It was a very quiet trading session over the long weekend on the currency markets, with most of the large liquidity providers closed for the Easter Weekend.
The Australian Dollar gained a little ground against the Kiwi, looking to test the 5 month high at 1.09250 for a third time in as many months. The RBNZ has its rate decision on Wednesday April 23rd which should provide forward guidance on this pair as well as against the USD. If Governor Wheeler of the RBNZ does indeed raise rates again in line with consensus to 3% from 2.5 % then we could see the Australian dollar selloff with a retest of the lows of 1.0500 in sight. The AUDNZD has been range bound between these two marks for 5 months as mentioned above, with a dovish tone needed or at least forward guidance of a potential holding of rates going forward to break out of this range.
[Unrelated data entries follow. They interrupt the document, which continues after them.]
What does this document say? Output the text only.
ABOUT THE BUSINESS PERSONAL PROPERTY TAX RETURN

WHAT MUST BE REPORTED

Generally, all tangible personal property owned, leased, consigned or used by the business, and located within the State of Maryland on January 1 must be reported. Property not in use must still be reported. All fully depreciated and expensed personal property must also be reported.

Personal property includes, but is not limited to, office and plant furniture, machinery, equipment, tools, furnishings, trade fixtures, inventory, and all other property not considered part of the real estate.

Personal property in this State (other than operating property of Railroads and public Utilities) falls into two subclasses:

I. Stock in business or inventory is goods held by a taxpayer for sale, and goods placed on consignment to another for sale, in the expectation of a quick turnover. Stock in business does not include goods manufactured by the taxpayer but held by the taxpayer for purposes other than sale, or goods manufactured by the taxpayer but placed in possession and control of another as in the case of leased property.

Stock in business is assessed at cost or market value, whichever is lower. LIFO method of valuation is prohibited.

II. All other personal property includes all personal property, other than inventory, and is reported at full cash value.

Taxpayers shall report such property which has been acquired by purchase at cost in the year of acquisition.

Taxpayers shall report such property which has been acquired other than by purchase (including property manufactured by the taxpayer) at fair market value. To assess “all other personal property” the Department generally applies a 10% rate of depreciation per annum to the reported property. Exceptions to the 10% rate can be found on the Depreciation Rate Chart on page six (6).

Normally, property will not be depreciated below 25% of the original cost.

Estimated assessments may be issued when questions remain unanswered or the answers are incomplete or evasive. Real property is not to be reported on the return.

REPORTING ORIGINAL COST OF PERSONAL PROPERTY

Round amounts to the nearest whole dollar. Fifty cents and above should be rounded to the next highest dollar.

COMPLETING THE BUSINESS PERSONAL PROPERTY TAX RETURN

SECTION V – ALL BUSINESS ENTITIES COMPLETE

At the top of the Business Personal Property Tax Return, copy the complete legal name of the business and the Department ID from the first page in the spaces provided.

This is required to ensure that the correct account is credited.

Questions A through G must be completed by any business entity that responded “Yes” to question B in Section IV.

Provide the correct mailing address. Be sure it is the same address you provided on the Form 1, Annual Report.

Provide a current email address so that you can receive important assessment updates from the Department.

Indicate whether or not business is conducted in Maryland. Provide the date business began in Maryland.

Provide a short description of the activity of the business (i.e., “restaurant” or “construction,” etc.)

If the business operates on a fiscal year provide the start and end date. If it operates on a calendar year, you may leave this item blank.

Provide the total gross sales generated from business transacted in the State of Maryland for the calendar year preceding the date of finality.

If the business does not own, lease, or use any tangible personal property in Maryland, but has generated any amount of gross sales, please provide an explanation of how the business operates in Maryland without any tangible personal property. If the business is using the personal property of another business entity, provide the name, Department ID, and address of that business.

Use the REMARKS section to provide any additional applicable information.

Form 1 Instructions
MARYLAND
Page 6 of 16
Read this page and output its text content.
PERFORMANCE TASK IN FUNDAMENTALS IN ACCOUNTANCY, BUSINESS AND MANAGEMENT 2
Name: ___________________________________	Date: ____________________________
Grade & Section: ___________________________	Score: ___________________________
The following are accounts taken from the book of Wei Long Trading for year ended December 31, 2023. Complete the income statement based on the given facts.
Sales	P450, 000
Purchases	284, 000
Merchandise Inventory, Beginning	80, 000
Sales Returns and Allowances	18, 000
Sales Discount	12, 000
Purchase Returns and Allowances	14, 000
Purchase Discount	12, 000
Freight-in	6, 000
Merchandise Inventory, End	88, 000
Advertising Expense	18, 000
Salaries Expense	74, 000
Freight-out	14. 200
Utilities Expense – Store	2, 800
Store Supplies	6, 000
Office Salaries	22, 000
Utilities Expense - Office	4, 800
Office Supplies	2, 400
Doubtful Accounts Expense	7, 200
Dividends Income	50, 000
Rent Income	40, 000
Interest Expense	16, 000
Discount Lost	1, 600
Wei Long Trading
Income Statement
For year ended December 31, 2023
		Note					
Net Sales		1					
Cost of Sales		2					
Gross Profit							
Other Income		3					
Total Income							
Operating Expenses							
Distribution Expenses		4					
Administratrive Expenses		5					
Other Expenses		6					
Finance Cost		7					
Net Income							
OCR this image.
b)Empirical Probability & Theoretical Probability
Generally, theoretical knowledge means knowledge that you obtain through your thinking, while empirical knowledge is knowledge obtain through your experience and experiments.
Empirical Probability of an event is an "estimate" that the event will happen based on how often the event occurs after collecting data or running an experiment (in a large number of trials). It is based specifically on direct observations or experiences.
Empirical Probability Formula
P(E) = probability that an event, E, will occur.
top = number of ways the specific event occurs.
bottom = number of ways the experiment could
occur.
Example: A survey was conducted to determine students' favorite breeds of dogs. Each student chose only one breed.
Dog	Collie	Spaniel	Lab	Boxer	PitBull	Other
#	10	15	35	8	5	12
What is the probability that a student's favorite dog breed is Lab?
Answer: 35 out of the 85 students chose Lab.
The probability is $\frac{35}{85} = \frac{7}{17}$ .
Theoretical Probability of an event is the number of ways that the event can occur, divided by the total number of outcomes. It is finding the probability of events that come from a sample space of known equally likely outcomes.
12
The Pound verses the Australian dollar continues to favour the upside, following on from last week’s good economic data out of the U.K, and growth upgrade from the IMF, the reclaiming of the 1.80 area is in sight. Bank of England minutes out on Wednesday could clarify whether the Pound truly has put in a short term bottom, or if this two month trend with the Aussie, rising against Sterling, remains intact. If the BOE has said behind closed doors, that as a result of economic activity picking up, they favour rates rises going forward to keep a lid on the economy getting to overheated, then we should see the GBP rally against all of its trading partners, especially as the central banks from the U.S, Australia, and the Euro zone all favour rate stability and easing.
There has been a lot of talk lately, focusing on the different central bank monetary policies and how they affect a currencies direction. In a nut shell, when a central bank raises its interest rates, investors around the world will buy into that particular currency, borrowing a lower interest rate yielding currency to then purchase the currency with the higher interest rate, and then pocket that interest rate differential or yield. This is commonly known as the carry trade.
And the opposite side of that also stands true, if a central bank is on an easing cycle of their main interest rate, investors will sell out of that currency pair as it no longer has an attractive yield, or return.
The Minutes from the BOE on Wednesday, will shed more light on their policy going forward, and remember, the unemployment rate threshold for the BOE considering future hikes is around the 7% level, and last week the unemployment rate came in at 6.9%, so if they even hint at future hikes, we could see a possible influx into the Pound.